Вопиющие, небывалые противоречия у Достоевского. Список… Составить его нетрудно. И он поражает, потрясает. Но и потрястись тоже нетрудно. Однако: 1) каково общее движение, общее направление? 2) и как объяснить само это противоречие и само это движение?
Не всегда, далеко не всегда и Достоевскому можно верить на слово. На слово о себе и о других. «Я не антисемит…»[193] Подборка высказываний… Так что же такое, спрашивается, антисемитизм?! Сам же говорил: идею потащили на улицу… А если еще такую идею!.. В этом году (1995) эту его идею буквально вытащили на улицу.
Как бы отнесся? А к холокосту?.. Вообще все время думаю, не могу не думать, а будь он жив сейчас, воскресни он сейчас? Точнее он сказал о себе: «Знаешь, что не прав, мучаешься этим, проклинаешь себя, а отказаться не можешь».
Какой гениальный образ, какая гениальная пародия (самопародия)?
«Петербургские сновидения»
Весь Достоевский — «Петербургские сновидения». То есть он свой, может быть, самый главный образ дает в заглавие публицистической статьи.
Но если сновидения — это пробуждение совести, спящей наяву, то ведь это, в сущности, самоопределение его искусства и, стало быть, его «безумные» планы, его импровизации (ср. с импровизацией Моцарта…), его экспромты — в какой-то мере сновидческие прозрения самого себя.
Давным-давно, еще в начале 60-х, был поражен восторгом Достоевского перед «Сном Обломова». Не понял, не проникся и даже чем дальше, тем больше не понимал, сравнивая сны Достоевского с гончаровским.
Что такое «Сон Обломова»? (Кстати, это единственная глава в романе, имеющая название, именно: «Сон Обломова»; все остальные — лишь пронумерованы. В «Анне Карениной» точно так же: одна глава названная — «Смерть», остальные пронумерованы.)
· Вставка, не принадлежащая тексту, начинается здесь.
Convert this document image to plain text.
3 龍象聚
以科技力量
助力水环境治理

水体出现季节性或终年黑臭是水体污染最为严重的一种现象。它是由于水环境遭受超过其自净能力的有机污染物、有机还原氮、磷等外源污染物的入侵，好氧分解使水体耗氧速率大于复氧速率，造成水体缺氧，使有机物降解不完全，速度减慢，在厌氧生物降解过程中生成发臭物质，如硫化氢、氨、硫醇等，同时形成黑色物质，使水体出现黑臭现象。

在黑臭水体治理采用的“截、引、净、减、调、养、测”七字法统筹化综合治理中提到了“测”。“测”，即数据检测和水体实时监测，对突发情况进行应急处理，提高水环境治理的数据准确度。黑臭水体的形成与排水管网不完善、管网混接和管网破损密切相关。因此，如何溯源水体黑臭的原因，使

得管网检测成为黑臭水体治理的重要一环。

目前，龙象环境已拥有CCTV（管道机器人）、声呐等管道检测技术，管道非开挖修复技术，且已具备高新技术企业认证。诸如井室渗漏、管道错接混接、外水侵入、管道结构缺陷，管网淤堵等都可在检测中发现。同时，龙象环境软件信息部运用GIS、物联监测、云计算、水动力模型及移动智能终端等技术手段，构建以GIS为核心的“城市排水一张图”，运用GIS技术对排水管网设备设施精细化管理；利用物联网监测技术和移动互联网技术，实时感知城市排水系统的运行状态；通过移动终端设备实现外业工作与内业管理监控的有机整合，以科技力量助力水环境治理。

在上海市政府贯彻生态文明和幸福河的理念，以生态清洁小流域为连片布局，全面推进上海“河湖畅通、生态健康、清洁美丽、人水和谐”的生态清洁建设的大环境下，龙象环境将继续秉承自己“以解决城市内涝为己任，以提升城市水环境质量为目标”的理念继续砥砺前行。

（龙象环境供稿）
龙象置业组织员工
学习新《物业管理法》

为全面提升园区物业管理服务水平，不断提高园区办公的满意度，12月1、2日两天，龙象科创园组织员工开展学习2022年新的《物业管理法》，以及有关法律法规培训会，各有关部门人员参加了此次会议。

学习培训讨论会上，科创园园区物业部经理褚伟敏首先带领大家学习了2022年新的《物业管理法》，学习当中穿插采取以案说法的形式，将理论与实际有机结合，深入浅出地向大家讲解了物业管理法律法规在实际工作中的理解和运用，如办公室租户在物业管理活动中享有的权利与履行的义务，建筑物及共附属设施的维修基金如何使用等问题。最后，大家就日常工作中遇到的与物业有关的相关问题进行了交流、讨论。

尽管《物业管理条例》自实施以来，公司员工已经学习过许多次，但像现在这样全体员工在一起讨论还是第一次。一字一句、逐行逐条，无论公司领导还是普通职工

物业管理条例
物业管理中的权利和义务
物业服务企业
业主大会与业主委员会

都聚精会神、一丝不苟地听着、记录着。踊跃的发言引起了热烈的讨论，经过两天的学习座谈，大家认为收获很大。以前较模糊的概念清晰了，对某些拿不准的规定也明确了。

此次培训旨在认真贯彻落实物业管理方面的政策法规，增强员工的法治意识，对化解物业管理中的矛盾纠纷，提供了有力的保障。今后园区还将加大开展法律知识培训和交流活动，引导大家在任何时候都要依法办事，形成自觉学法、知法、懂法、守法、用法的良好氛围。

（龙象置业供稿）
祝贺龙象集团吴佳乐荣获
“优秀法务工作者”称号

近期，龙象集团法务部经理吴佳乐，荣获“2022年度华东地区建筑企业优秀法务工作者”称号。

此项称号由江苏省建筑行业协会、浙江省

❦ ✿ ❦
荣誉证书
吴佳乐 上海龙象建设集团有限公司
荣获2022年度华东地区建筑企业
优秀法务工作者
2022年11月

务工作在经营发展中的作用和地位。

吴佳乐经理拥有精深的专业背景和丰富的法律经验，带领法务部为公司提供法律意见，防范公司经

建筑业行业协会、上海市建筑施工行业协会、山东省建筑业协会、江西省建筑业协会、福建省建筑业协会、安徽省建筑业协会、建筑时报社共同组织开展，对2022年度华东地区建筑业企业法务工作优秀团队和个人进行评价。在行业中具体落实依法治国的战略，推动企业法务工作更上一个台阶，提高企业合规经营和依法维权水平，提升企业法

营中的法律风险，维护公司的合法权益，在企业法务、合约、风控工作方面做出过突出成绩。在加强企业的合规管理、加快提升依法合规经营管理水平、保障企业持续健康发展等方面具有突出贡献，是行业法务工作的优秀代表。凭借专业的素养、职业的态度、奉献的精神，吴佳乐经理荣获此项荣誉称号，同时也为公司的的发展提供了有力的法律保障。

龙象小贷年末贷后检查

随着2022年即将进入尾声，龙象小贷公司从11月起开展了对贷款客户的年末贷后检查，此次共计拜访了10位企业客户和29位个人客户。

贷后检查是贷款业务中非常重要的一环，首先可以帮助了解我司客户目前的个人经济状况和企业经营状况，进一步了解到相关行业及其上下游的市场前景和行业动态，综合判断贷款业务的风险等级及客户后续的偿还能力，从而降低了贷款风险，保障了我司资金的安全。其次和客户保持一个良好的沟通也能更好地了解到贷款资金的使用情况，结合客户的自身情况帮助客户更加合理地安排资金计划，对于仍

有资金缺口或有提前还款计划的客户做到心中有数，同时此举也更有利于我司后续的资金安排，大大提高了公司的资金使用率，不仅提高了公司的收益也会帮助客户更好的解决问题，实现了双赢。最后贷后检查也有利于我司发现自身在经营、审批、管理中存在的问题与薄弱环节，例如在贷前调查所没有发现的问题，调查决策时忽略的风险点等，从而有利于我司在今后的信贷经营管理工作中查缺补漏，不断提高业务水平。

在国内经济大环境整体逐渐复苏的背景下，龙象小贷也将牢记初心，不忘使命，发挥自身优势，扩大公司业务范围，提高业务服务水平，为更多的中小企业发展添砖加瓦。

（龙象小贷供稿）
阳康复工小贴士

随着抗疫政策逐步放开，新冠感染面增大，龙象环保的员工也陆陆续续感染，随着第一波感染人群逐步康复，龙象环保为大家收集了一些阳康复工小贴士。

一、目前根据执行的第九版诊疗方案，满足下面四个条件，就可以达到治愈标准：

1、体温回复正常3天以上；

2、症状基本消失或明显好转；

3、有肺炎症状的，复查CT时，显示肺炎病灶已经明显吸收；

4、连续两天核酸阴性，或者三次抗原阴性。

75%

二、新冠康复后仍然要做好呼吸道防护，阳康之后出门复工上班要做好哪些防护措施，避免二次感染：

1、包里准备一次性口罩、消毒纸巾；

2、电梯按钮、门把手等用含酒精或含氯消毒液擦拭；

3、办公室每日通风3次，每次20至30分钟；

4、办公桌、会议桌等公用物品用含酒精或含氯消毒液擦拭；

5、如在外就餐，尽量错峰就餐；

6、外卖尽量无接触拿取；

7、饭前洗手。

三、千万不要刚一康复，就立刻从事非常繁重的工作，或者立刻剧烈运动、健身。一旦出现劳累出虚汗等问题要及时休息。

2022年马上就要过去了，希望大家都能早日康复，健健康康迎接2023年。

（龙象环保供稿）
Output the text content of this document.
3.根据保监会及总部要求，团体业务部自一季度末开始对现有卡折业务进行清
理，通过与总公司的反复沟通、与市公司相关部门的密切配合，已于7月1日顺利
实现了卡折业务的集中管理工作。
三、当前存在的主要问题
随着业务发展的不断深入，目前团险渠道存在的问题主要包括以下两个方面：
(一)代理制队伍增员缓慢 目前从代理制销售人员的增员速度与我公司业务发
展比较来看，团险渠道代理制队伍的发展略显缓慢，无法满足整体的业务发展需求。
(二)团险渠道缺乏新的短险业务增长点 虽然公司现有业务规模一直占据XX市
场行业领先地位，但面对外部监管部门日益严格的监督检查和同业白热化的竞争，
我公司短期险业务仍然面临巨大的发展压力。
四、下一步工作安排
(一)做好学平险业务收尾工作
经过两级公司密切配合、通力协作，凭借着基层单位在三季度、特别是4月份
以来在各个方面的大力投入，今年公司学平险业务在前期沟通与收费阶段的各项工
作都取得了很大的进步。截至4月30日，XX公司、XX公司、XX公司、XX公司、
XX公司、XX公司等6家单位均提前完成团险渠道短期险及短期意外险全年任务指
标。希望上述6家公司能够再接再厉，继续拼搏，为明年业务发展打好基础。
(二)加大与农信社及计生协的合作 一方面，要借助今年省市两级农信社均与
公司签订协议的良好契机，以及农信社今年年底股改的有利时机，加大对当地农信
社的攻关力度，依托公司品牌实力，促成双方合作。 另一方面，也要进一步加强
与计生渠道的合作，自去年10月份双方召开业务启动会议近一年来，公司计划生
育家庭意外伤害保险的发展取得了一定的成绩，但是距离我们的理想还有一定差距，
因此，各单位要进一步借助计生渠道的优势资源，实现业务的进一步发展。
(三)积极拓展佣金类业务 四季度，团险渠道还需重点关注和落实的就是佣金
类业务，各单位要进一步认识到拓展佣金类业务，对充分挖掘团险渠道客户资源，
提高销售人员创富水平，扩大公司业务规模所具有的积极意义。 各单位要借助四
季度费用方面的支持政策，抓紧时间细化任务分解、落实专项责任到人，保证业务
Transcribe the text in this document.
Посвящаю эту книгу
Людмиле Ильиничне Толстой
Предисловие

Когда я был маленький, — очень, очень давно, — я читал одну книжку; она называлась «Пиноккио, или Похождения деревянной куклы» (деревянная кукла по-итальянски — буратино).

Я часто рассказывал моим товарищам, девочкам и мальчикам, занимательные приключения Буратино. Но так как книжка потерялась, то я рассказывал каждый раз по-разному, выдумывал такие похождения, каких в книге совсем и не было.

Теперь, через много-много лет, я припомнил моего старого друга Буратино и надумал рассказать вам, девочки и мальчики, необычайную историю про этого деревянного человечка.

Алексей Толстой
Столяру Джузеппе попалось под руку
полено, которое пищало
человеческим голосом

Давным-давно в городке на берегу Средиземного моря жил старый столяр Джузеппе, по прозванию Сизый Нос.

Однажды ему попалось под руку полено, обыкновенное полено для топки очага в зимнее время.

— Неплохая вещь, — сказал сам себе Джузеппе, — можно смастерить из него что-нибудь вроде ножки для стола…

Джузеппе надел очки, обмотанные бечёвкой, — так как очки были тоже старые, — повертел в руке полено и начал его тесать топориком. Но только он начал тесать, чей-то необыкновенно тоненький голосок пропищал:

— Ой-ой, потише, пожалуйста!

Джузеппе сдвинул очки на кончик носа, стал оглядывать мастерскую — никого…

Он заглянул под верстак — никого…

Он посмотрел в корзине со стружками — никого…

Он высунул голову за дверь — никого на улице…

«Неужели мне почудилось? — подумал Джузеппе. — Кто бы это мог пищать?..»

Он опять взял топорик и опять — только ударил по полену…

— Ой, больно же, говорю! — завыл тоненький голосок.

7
Если бы вам не было сказано, если бы вы не были предуведомлены автором о том, что это сон, вы никогда бы об этом не догадались. Это же просто самые чистые, незамутненные воспоминания. Ничего, абсолютно ничего специфически сновидческого здесь нет и в помине, даже вот такая, например, деталь. У Достоевского сновидец после пробуждения потрясен. Это на какое-то мгновение другой человек. Тот же Раскольников после сна, в котором забивают лошадь: «Свободен, свободен!..» А здесь, после такого, тоже ведь детского сна, сентиментального, доброго, теплого — в проснувшемся Илье Ильиче ничегошеньки не изменилось, ни на секунду.
Какие, какие в сне Обломова «перескакивания через пространство и время» и через «законы бытия и рассудка»?[194] Ну конечно, каждый сон — «перескакивание». Но речь-то ведь идет у Достоевского о художественном открытии духовного значения, духовного смысла снов и о художественном изображении.
«Перескакивание через пространство и время» — не от яви к сновидениям (тут все перескакивают), а внутри самого сна, когда рассудок наяву тебе говорит: так не бывает и не может быть, а рассудок в сновидении не только ничему не удивляется, но даже принимает все это перескакивание как должное.
Сравните: как, каким, после чего и почему (если угодно, для чего) «входит» Раскольников в свой сон. Сравните, сравните: как, каким, почему, для чего «выходит» он из своего сна… Контекст, контекст, духовно-нравственный, поэтическо-художественный контекст! Попробуйте переставьте этот сон Раскольникова в другое место… А сон Обломова? Мог быть переставлен, и ничего бы не изменилось. Каким он вошел в свой сон, точно таким и вышел.
Но вот что непонятно и даже до сих пор: контекст высказываний Достоевского:
«NB. О скоротечности жизни и рассказы — поэтическое представление вроде “Сна Обломова”, о Христе».[195]